Любую попытку оспорить «клеветнические», как называли Бухарин и Рыков, показания арестованных — Ежов именовал их «добровольными» — он пресекал либо уничижительным замечанием, либо окриком. От проявленной в декабре показной объективности не оста­лось и следа. Пленум чутко реагировал на столь недву­смысленные сигналы. Чуть ли не каждый стремился выказать праведное негодование. Сжатые кулаки, искаженные лица, оскорбительные выкрики. Казалось, всех захлестнула спазма ненависти. Даже те, кто обычно симпатизировали Бухарчику, ощутили вдруг неприяз­ненное чувство. Действовал мудрый биологический ин­стинкт, унаследованный от дальних предков, которым удалось выжить среди чудовищ. Но чудовища всякий раз пробуждаются, когда темное помрачение затмевает рассудок, замещая людей, потерявших человеческий облик.

— Товарищи, я хочу сперва сказать несколько слов относительно речи, которую здесь произнес товарищ Микоян.— Бухарин уже не знал, от кого отбиваться. Оскорбительные нападки росли, как груда камней.— Товарищ Микоян, так сказать,— его голос дрожал, но он не слышал себя,— изобразил здесь мои письма членам Политбюро ЦК ВКП(б) — первое и второе, как письма, которые содержат в себе аналогичные троцкистским методы запугивания Центрального Комитета.

— А почему писал, что, пока не снимут с тебя обви­нения, ты не кончишь голодовку? — поплавком выско­чила голова Хлоплянкина.

— Товарищи, я очень прошу вас не перебивать, потому что мне очень трудно, просто физически тяжело говорить; я отвечу на любой вопрос, который вы мне зададите, но не перебивайте меня сейчас,— после недельного поста он едва стоял на ногах.— В пись­мах я изображал свое личное психологическое со­стояние.

— Зачем писал, что, пока не снимут обвинения? — хлестнул по нервам новый выкрик.

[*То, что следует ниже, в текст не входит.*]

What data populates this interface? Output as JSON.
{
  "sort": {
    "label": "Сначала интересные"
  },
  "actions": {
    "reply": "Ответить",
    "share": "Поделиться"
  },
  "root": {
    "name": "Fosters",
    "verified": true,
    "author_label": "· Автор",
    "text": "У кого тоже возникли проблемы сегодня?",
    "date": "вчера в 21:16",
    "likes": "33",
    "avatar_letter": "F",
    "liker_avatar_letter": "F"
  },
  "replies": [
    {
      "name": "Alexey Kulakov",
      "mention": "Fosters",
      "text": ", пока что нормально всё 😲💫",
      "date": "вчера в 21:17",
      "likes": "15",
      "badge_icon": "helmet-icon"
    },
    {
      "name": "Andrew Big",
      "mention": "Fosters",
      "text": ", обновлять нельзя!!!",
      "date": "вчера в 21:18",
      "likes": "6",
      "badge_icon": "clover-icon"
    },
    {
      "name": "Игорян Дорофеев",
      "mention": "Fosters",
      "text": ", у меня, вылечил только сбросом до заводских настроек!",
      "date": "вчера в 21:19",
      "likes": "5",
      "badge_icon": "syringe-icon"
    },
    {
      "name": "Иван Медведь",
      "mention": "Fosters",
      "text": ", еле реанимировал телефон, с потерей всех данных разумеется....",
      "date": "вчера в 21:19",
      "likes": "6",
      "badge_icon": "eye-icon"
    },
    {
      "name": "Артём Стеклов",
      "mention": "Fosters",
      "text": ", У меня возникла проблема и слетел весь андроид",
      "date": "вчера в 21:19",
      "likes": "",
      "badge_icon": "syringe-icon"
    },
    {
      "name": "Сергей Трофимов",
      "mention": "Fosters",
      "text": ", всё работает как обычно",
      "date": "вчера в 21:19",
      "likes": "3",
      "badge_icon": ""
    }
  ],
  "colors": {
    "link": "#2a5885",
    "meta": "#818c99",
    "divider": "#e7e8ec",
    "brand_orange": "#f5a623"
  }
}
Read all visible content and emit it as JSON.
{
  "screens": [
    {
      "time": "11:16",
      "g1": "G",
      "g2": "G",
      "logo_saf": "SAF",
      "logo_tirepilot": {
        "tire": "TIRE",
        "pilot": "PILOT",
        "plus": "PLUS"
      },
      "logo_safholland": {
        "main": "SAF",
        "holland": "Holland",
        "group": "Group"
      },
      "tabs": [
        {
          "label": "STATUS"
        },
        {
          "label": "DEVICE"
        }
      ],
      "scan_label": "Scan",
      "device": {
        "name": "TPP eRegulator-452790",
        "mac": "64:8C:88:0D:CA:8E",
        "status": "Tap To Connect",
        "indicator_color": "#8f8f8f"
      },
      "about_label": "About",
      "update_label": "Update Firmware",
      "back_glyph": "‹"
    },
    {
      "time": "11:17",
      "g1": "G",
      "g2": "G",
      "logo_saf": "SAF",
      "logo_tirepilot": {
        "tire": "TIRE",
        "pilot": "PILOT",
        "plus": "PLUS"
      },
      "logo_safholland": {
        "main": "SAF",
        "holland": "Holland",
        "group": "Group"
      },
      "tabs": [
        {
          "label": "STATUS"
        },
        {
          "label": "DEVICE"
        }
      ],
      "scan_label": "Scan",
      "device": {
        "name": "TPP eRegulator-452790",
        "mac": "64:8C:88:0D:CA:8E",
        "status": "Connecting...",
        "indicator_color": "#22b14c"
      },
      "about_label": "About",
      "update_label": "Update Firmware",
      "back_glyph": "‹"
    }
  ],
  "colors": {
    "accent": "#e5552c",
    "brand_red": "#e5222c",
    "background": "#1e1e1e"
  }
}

— Товарищи, я очень прошу вас не перебивать...

— Нет, ты ответь!

— Я не говорил этого по отношению к ЦК. Я говорил здесь не по отношению к ЦК,— вцепившись в лакиро­ванный бортик трибуны, Николай Иванович закрыл глаза. Он чувствовал, что зациклился, но уже не мог вырваться из круговерти жалкого лепета.— Потому что ЦК как ЦК меня в этих вещах официально еще не обвинил. Я был обвинен различными органами печати, но Центральным Комитетом в таких вещах нигде обвинен не был. Я изображал свое состояние, которое нужно просто по-человечески понять. Если, конечно, я не человек, то тогда нечего понимать. Но я считаю, что я — человек,— напрягшись до боли в ушах, он овладел течением мысли и, значит, действительно сумел остаться человеком.— И я считаю, что я имею право на то, чтобы мое психологическое состояние в чрезвычайно трудный, тяжелый для меня жизненный момент...

— Ну еще бы!

— В чрезвычайно, исключительно трудное вре­мя — я о нем и писал. И поэтому здесь не было ни­какого элемента ни запугивания, ни ультиматума.

— А голодовка? — подавшись к микрофону, под­хлестнул Сталин.

— А голодовка,— вздрогнув, повторил Николай Иванович.— Я и сейчас ее не отменил, я вам сказал, написал,— быстро поправился он.— Почему я в отчая­нии за нее схватился, написал узкому кругу, потому что с такими обвинениями, какие на меня вешают, жить для меня невозможно. Я не могу выстрелить из револьвера, потому что тогда скажут, что я-де само­убился, чтобы навредить партии; а если я умру как от болезни, то что вы от этого теряете?